Training Size -->  1609
total length of data -->  2012
Train length -->  1609
Test length -->  403


In [None]:
#MinMax scale values
train = train.loc[:, ["Open"]].values

scaler = MinMaxScaler(feature_range=(0, 1))
train_scaled = scaler.fit_transform(train)

In [None]:
end_len = len(train_scaled)
X_train, y_train = [], []
timesteps = 40

for i in range(timesteps, end_len):
    X_train.append(train_scaled[i - timesteps:i, 0])
    y_train.append(train_scaled[i, 0])
X_train, y_train = np.array(X_train), np.array(y_train)

In [None]:
#We need to reshape our data as RNN needs 3 dimensions
#the size of data we have, the number of steps and the number of features
X_train = np.reshape(X_train, (X_train.shape[0], X_train.shape[1], 1))

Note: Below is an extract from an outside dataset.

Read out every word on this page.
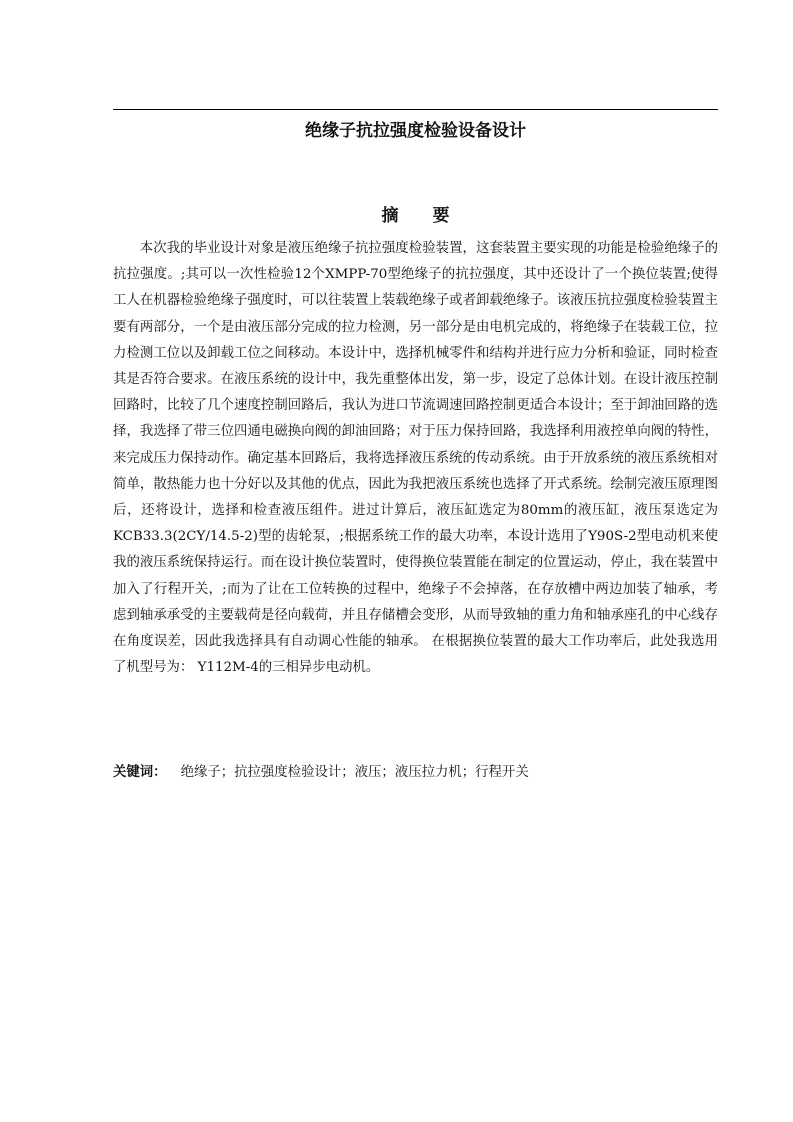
绝缘子抗拉强度检验设备设计
摘 要

本次我的毕业设计对象是液压绝缘子抗拉强度检验装置，这套装置主要实现的功能是检验绝缘子的抗拉强度。;其可以一次性检验12个XMPP-70型绝缘子的抗拉强度，其中还设计了一个换位装置;使得工人在机器检验绝缘子强度时，可以往装置上装载绝缘子或者卸载绝缘子。该液压抗拉强度检验装置主要有两部分，一个是由液压部分完成的拉力检测，另一部分是由电机完成的，将绝缘子在装载工位，拉力检测工位以及卸载工位之间移动。本设计中，选择机械零件和结构并进行应力分析和验证，同时检查其是否符合要求。在液压系统的设计中，我先重整体出发，第一步，设定了总体计划。在设计液压控制回路时，比较了几个速度控制回路后，我认为进口节流调速回路控制更适合本设计；至于卸油回路的选择，我选择了带三位四通电磁换向阀的卸油回路；对于压力保持回路，我选择利用液控单向阀的特性，来完成压力保持动作。确定基本回路后，我将选择液压系统的传动系统。由于开放系统的液压系统相对简单，散热能力也十分好以及其他的优点，因此为我把液压系统也选择了开式系统。绘制完液压原理图后，还将设计，选择和检查液压组件。进过计算后，液压缸选定为80mm的液压缸，液压泵选定为KCB33.3(2CY/14.5-2)型的齿轮泵，;根据系统工作的最大功率，本设计选用了Y90S-2型电动机来使我的液压系统保持运行。而在设计换位装置时，使得换位装置能在制定的位置运动，停止，我在装置中加入了行程开关，;而为了让在工位转换的过程中，绝缘子不会掉落，在存放槽中两边加装了轴承，考虑到轴承承受的主要载荷是径向载荷，并且存储槽会变形，从而导致轴的重力角和轴承座孔的中心线存在角度误差，因此我选择具有自动调心性能的轴承。 在根据换位装置的最大工作功率后，此处我选用了机型号为： Y112M-4的三相异步电动机。

关键词： 绝缘子；抗拉强度检验设计；液压；液压拉力机；行程开关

## Recurrent Neural Network Model

This is the creation of the model and a specification of the parameters. We will determine the hyperbolic tangent as an activation function and dimensionality of output space to be a total of 50 units. The parameter values do not contain any specific special features, but are mostly based around their default values and values in our examples. 

In [None]:
regressor = Sequential()

regressor.add(SimpleRNN(units = 50, activation = "tanh", return_sequences = True, input_shape = (X_train.shape[1],1)))
regressor.add(Dropout(0.2))

regressor.add(SimpleRNN(units = 50, activation = "tanh", return_sequences = True))
regressor.add(Dropout(0.2))

regressor.add(SimpleRNN(units = 50, activation = "tanh", return_sequences = True))
regressor.add(Dropout(0.2))

regressor.add(SimpleRNN(units = 50))
regressor.add(Dropout(0.2))

regressor.add(Dense(units = 1))

In [None]:
regressor.compile(optimizer= "adam", loss = "mean_squared_error")

In [None]:
epochs = 100 
batch_size = 20

In [None]:
"""
Note: Only run this once, it takes a long time to run within local machine.
"""
regressor.fit(X_train, y_train, epochs = epochs, batch_size = batch_size)

In [None]:
real_price = test.loc[:, ["Open"]].values
print("Real Price Shape --> ", real_price.shape)

In [None]:
dataset_total = pd.concat((aapl["Open"], test["Open"]), axis = 0)
inputs = dataset_total[len(dataset_total) - len(test) - timesteps:].values.reshape(-1,1)
inputs = scaler.transform(inputs)

In [None]:
X_test = []

for i in range(timesteps, real_price.shape[0]+timesteps):
    X_test.append(inputs[i-timesteps:i, 0])
X_test = np.array(X_test)

print("X_test shape --> ", X_test.shape)

In [None]:
X_test = np.reshape(X_test, (X_test.shape[0], X_test.shape[1], 1))
predict = regressor.predict(X_test)
predict = scaler.inverse_transform(predict)

In [None]:
plt.plot(real_price, color = "blue", label = "Real Stock Price")
plt.plot(predict, color = "red", label = "Predict Stock Price")
plt.title("Stock Price Prediction")
plt.xlabel("2012 - 2020 (Days)")
plt.ylabel("AAPL Stock Price")
plt.legend()
plt.show()

## Long Short-Term Memory

The next step in analyzing this data includes an LSTM model, which is to be run on the same individual stock and compare its prediction with the RNN mode. 

In [None]:
regressor = Sequential()

regressor.add(LSTM(units = 50, return_sequences = True, input_shape = (X_train.shape[1],1)))
regressor.add(Dropout(0.2))

regressor.add(LSTM(units = 50, return_sequences = True))
regressor.add(Dropout(0.2))

regressor.add(LSTM(units = 50, return_sequences = True))
regressor.add(Dropout(0.2))

regressor.add(LSTM(units = 50))
regressor.add(Dropout(0.2))

regressor.add(Dense(units = 1))

In [None]:
regressor.compile(optimizer= "adam", loss = "mean_squared_error")

In [None]:
"""
Note: Only run this once, it takes a long time to run within local machine.
"""
regressor.fit(X_train, y_train, epochs = epochs, batch_size = batch_size)

In [None]:
plt.plot(real_price, color = "blue", label = "Real Stock Price")
plt.plot(predict, color = "red", label = "Predict Stock Price")
plt.title("Stock Price Prediction")
plt.xlabel("Time")
plt.ylabel("AAPL Stock Price")
plt.legend()
plt.show()

## Conclusion

In conclusion, it is determine that the LSTM model is a better predictor against the case. This is not an ideal solution to predict the stock market; however, with some experimentation and hyperparameter tuning, this could be a viable option.